/cardographer-jupyter

Cardographer platform, explorations with Jupyter

Primary LanguageJupyter Notebook

Cardographer Jupyter explorations

Some explorations with Jupyter for analysing Cardographer usage data.

Getting started with Jupyter

Python & Jupyter

If you already use python then hopefully you know how you want to use python virtual environments, etc., so I'll leave that to you. If you don't already use python then...

It may be that Anaconda is the best place to start as it includes pandas and numpy, which should be useful for data analysis - see pandas install notes.

In theory Anaconda should be easier, but will need more space (1GB?) Anaconda installation. Alternatively something using miniconda will be smaller but more complicated to set up.
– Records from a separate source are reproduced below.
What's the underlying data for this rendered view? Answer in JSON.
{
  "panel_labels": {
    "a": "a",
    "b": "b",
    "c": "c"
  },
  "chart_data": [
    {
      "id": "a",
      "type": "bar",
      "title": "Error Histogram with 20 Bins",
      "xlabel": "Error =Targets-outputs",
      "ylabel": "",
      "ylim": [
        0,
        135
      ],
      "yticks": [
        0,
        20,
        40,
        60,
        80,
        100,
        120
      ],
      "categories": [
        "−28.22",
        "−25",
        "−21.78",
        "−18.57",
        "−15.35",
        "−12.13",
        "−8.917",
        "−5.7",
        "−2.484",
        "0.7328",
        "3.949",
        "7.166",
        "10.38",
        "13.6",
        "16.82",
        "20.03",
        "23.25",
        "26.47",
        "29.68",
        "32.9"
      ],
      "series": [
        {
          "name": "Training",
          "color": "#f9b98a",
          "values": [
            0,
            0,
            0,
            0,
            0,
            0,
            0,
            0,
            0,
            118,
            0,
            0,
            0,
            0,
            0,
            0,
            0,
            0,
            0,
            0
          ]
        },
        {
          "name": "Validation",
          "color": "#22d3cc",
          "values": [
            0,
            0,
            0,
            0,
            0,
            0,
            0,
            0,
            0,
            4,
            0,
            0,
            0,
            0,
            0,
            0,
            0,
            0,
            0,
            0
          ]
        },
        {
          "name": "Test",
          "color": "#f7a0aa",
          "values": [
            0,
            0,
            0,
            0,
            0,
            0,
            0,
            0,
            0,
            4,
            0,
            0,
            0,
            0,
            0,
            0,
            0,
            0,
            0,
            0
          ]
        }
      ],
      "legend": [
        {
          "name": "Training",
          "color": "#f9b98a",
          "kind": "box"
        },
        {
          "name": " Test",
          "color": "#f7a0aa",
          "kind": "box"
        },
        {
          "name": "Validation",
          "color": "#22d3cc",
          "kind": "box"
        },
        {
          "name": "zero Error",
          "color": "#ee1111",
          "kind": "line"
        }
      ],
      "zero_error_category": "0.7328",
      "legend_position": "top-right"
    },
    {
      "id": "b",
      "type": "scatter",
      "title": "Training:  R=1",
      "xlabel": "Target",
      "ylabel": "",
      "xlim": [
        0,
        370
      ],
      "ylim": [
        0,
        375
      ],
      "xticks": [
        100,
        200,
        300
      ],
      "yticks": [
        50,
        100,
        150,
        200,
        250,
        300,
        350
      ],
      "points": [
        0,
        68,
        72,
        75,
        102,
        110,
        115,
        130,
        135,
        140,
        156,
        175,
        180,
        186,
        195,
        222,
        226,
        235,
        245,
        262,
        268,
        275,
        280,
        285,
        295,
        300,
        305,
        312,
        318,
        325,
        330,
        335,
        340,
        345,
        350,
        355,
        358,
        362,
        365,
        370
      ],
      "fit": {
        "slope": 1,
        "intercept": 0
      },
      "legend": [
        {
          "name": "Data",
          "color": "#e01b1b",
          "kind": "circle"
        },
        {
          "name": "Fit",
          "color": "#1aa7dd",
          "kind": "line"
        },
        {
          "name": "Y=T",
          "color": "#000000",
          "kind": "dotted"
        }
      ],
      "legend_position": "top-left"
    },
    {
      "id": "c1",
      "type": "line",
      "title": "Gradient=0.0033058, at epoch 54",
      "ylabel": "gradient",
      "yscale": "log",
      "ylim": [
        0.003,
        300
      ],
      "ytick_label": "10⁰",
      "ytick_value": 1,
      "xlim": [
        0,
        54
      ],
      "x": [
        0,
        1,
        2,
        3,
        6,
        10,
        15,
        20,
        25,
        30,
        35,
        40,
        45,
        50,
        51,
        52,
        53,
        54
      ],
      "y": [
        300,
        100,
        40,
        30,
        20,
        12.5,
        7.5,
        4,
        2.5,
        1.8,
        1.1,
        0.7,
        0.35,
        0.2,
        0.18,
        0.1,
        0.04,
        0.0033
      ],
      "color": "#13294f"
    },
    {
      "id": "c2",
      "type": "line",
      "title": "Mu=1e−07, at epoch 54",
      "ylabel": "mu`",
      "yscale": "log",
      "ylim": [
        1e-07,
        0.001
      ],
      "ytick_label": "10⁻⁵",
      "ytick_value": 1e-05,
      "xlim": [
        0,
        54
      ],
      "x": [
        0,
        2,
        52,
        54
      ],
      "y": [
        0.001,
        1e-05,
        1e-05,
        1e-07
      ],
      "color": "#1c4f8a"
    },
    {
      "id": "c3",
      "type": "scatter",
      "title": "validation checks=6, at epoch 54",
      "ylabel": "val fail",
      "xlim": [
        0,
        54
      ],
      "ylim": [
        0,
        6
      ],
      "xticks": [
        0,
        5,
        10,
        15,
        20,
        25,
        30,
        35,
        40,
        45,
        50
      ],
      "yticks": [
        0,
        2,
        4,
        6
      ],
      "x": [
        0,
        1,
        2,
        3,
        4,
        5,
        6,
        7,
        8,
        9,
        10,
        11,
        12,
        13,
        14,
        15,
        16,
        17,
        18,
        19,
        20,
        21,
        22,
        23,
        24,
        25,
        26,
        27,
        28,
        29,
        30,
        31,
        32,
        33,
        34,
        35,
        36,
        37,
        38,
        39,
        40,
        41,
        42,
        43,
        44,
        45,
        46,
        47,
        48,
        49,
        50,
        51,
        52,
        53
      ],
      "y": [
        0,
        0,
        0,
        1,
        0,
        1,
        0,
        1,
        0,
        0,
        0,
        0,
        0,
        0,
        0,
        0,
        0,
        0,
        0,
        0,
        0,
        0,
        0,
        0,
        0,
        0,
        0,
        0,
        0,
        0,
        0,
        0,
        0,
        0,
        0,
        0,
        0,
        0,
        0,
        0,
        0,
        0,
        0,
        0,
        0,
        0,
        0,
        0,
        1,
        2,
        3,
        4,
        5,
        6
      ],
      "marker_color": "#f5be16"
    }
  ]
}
Install miniconda. Then, in a terminal,

conda create -n jupyter
source activate jupyter
conda install pandas

Install jupyter:

conda install -c conda-forge notebook
conda install -c conda-forge nb_conda_kernels
conda install -c conda-forge jupyter_contrib_nbextensions
# modules we are specifically using...
conda install -c conda-forge openpyxl matplotlib librosa
conda install pip

Run jupyter

Note, each time you open a new terminal you will need to switch to the 'jupyter' environment before you can do the other bits...

source activate jupyter

Then run Jupyter:

jupyter notebook

A browser should open showing a view of your home directory. Navigate to this directory.

Open, e.g. mixedreality_analysis1.

Creating a new python notebook

From the New dropdown select Python 3 (ipykernel). Rename the document (note, this is the filename).

The Data

There is some example data in data/. The initial example uses the "Detail" export, but not the "split", so all frames in one session appear in the same column.

The first column is card ID.

The other column names are (currently) Cardographer web platform session ID. Appending that string to the URL [https://cardographer.cs.nott.ac.uk/platform/user/session/](https://cardographer.cs.nott.ac.uk/platform/user/session/ may give you information about the session (if you have permission).

Working the data

See mixedreality_analysis1.

So far this loads the data as a Pandas dataframe, parses the JSON values and flattens the detail export array to give a list of frame titles and box names that the card is used in.

There are then a set of basic analyses which count how many groups use each card in the six main boxes on the board.